All you need to do is hold the string (allowing enough string for it to dangle freely) with a weight suspended (I use a crystal since I happen to have such things handy, but anything with just enough heft to keep the string taut will do) between thumb and forefinger above whichever plant is troubling you.
Amazon offers a rather pretty amethyst number that is “12 Facet Reiki Charged,” which could mean it’s a good deal, for $5.20, chain and shipping included. 547 customers gave it 4.5 stars. 15 questions are answered.
Now hold it steady and ask, for instance, “Is this planted in the right direction?”
Wait a bit and slooowly the weight will begin to rotate, circling to the right if the direction is correct, to the left if it is not. (Left, is always incorrect, unless we’re discussing politics, when it’s frequently right. And who’s on first, I might add).

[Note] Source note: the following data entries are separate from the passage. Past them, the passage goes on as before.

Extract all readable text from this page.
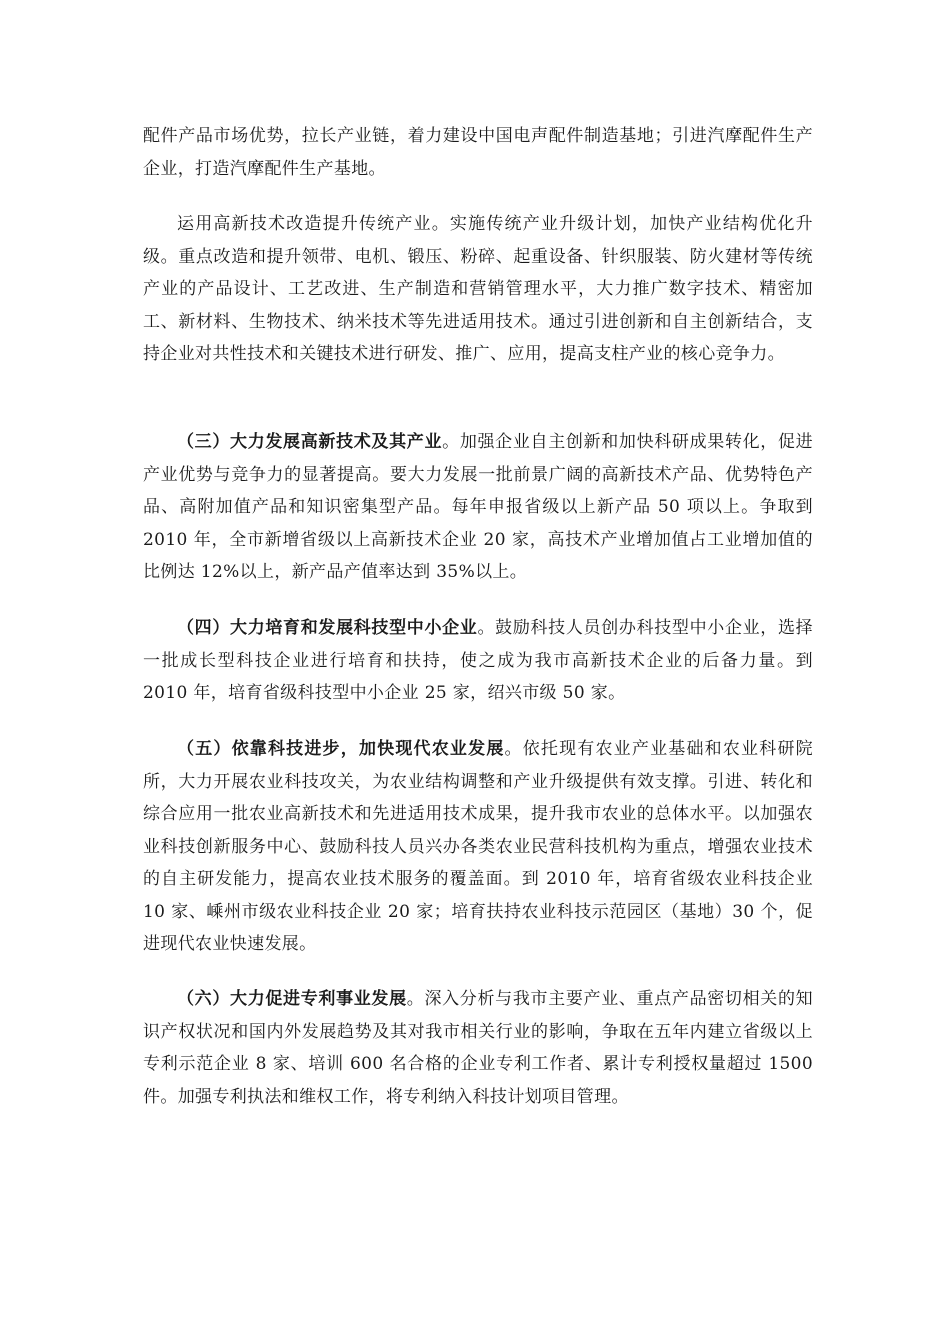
配件产品市场优势，拉长产业链，着力建设中国电声配件制造基地；引进汽摩配件生产企业，打造汽摩配件生产基地。

运用高新技术改造提升传统产业。实施传统产业升级计划，加快产业结构优化升级。重点改造和提升领带、电机、锻压、粉碎、起重设备、针织服装、防火建材等传统产业的产品设计、工艺改进、生产制造和营销管理水平，大力推广数字技术、精密加工、新材料、生物技术、纳米技术等先进适用技术。通过引进创新和自主创新结合，支持企业对共性技术和关键技术进行研发、推广、应用，提高支柱产业的核心竞争力。

（三）大力发展高新技术及其产业。加强企业自主创新和加快科研成果转化，促进产业优势与竞争力的显著提高。要大力发展一批前景广阔的高新技术产品、优势特色产品、高附加值产品和知识密集型产品。每年申报省级以上新产品 50 项以上。争取到 2010 年，全市新增省级以上高新技术企业 20 家，高技术产业增加值占工业增加值的比例达 12%以上，新产品产值率达到 35%以上。

（四）大力培育和发展科技型中小企业。鼓励科技人员创办科技型中小企业，选择一批成长型科技企业进行培育和扶持，使之成为我市高新技术企业的后备力量。到 2010 年，培育省级科技型中小企业 25 家，绍兴市级 50 家。

（五）依靠科技进步，加快现代农业发展。依托现有农业产业基础和农业科研院所，大力开展农业科技攻关，为农业结构调整和产业升级提供有效支撑。引进、转化和综合应用一批农业高新技术和先进适用技术成果，提升我市农业的总体水平。以加强农业科技创新服务中心、鼓励科技人员兴办各类农业民营科技机构为重点，增强农业技术的自主研发能力，提高农业技术服务的覆盖面。到 2010 年，培育省级农业科技企业 10 家、嵊州市级农业科技企业 20 家；培育扶持农业科技示范园区（基地）30 个，促进现代农业快速发展。

（六）大力促进专利事业发展。深入分析与我市主要产业、重点产品密切相关的知识产权状况和国内外发展趋势及其对我市相关行业的影响，争取在五年内建立省级以上专利示范企业 8 家、培训 600 名合格的企业专利工作者、累计专利授权量超过 1500 件。加强专利执法和维权工作，将专利纳入科技计划项目管理。
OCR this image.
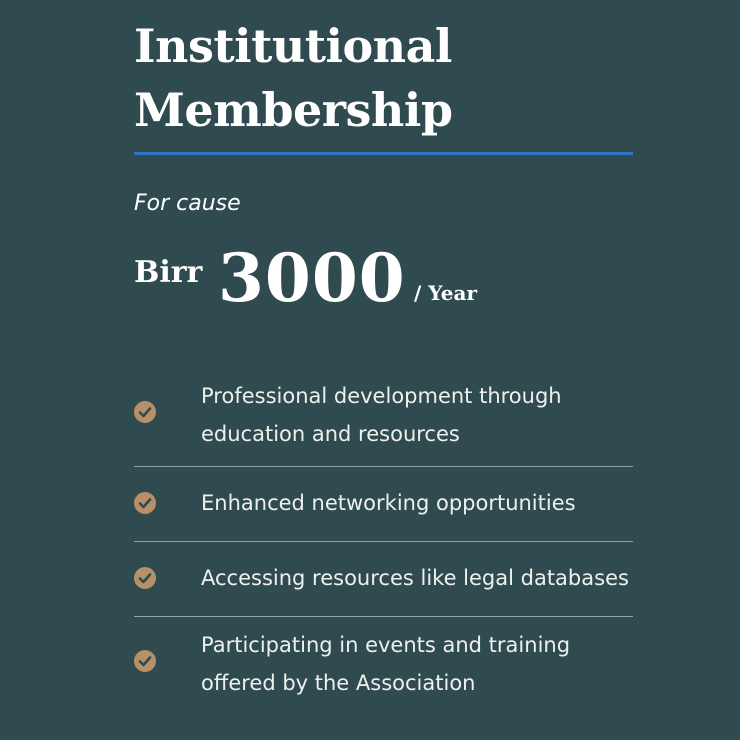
Institutional
Membership
For cause
Birr 3000 / Year
Professional development through
education and resources
Enhanced networking opportunities
Accessing resources like legal databases
Participating in events and training
offered by the Association
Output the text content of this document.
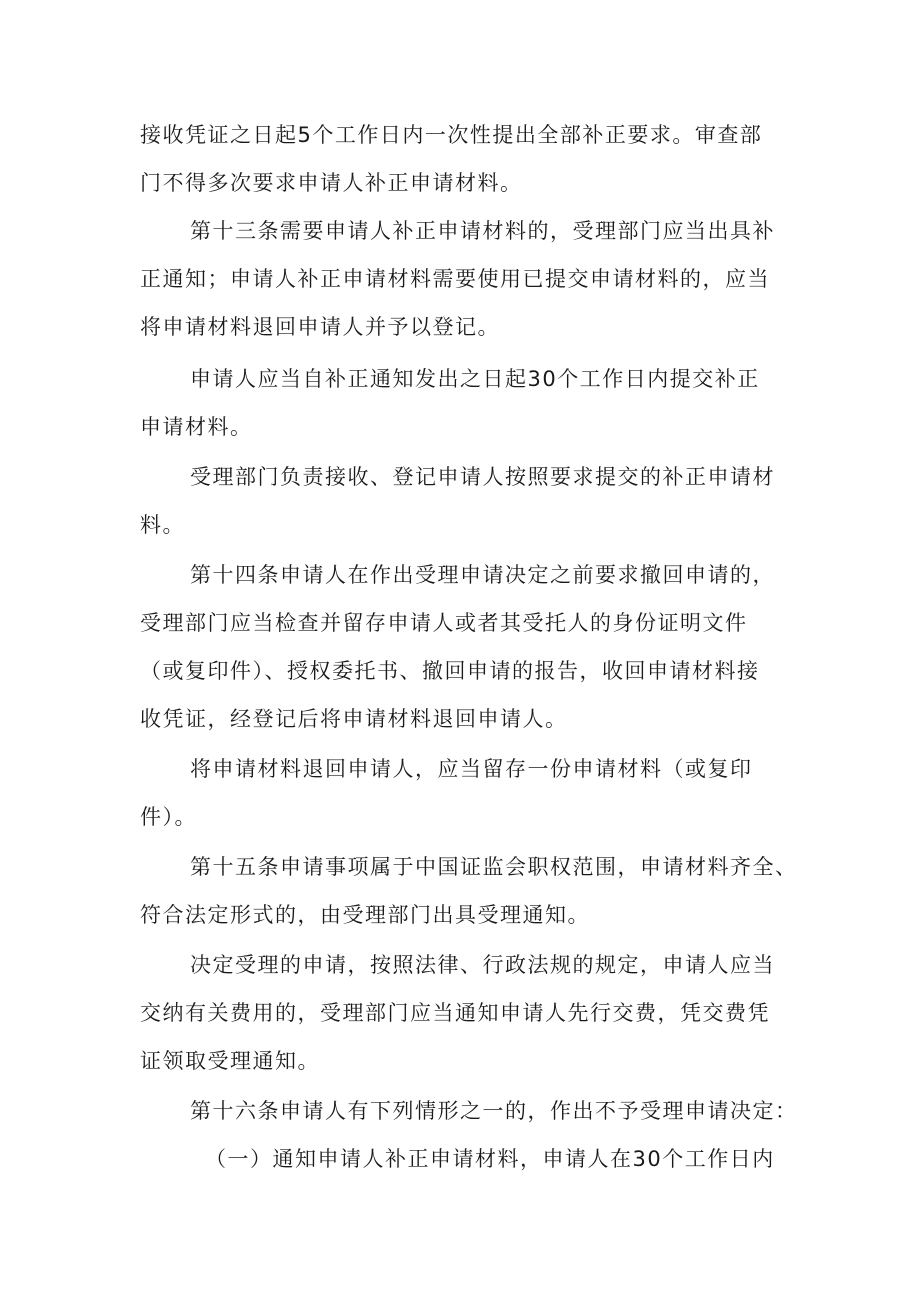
接收凭证之日起5个工作日内一次性提出全部补正要求。审查部
门不得多次要求申请人补正申请材料。
第十三条需要申请人补正申请材料的，受理部门应当出具补
正通知；申请人补正申请材料需要使用已提交申请材料的，应当
将申请材料退回申请人并予以登记。
申请人应当自补正通知发出之日起30个工作日内提交补正
申请材料。
受理部门负责接收、登记申请人按照要求提交的补正申请材
料。
第十四条申请人在作出受理申请决定之前要求撤回申请的，
受理部门应当检查并留存申请人或者其受托人的身份证明文件
（或复印件）、授权委托书、撤回申请的报告，收回申请材料接
收凭证，经登记后将申请材料退回申请人。
将申请材料退回申请人，应当留存一份申请材料（或复印
件）。
第十五条申请事项属于中国证监会职权范围，申请材料齐全、
符合法定形式的，由受理部门出具受理通知。
决定受理的申请，按照法律、行政法规的规定，申请人应当
交纳有关费用的，受理部门应当通知申请人先行交费，凭交费凭
证领取受理通知。
第十六条申请人有下列情形之一的，作出不予受理申请决定：
（一）通知申请人补正申请材料，申请人在30个工作日内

Given time, the pendulum will begin to swing round and round, sometimes hesitantly, as if the petunia or mum is uncertain of its desires, and other times it swoops about with wild abandon, as if to say, “Now you’re talking!”
In either event, if it circles left, turn the plant in some direction or other and ask again. Continue until you get it spinning right.
If the health of a plant is suspicious—maybe it is looking forlorn, or even drooping dramatically—do not ask, “Are you dead?” If the answer is yes, it is clearly lying. (But why would it, you’re probably wondering. I don’t think you want to know the answer; lying plants are just unfathomable.)
Instead ask, “Would you care for a drink?” or, perhaps, “More sun?” If there is no response, you can then assume it dead and dispose of it.
Such divining, as it’s technically called, can also be done over vegetables and fruits in the supermarket and is particularly helpful with those that are challenging and expensive, the ones that are particularly frustrating when you get them home and find them . . . inadequate. Take, for instance, honeydew melon, a constant cause of irritation, as its ripeness is particularly difficult to gauge. Just dangle your weight above one and ask, “Are you ripe?” Now stand there quietly, with your string and your weight (as people stare at you like you’re completely insane) and wait for the response.
You can also try this with daily life issues as well, like: Should I get a divorce? Eat a bacon sandwich? Take a nap?
This technique was learned as part of a session of past life therapy that I tried some (many) years ago, as a completely rational alternative to traditional therapy and the expenditure of countless dollars. During the session various things appeared, including a horse, apples, a lake, a cave, some great black clothing and really terrific hair.
I also learned the divining trick, which is, if nothing else, diverting.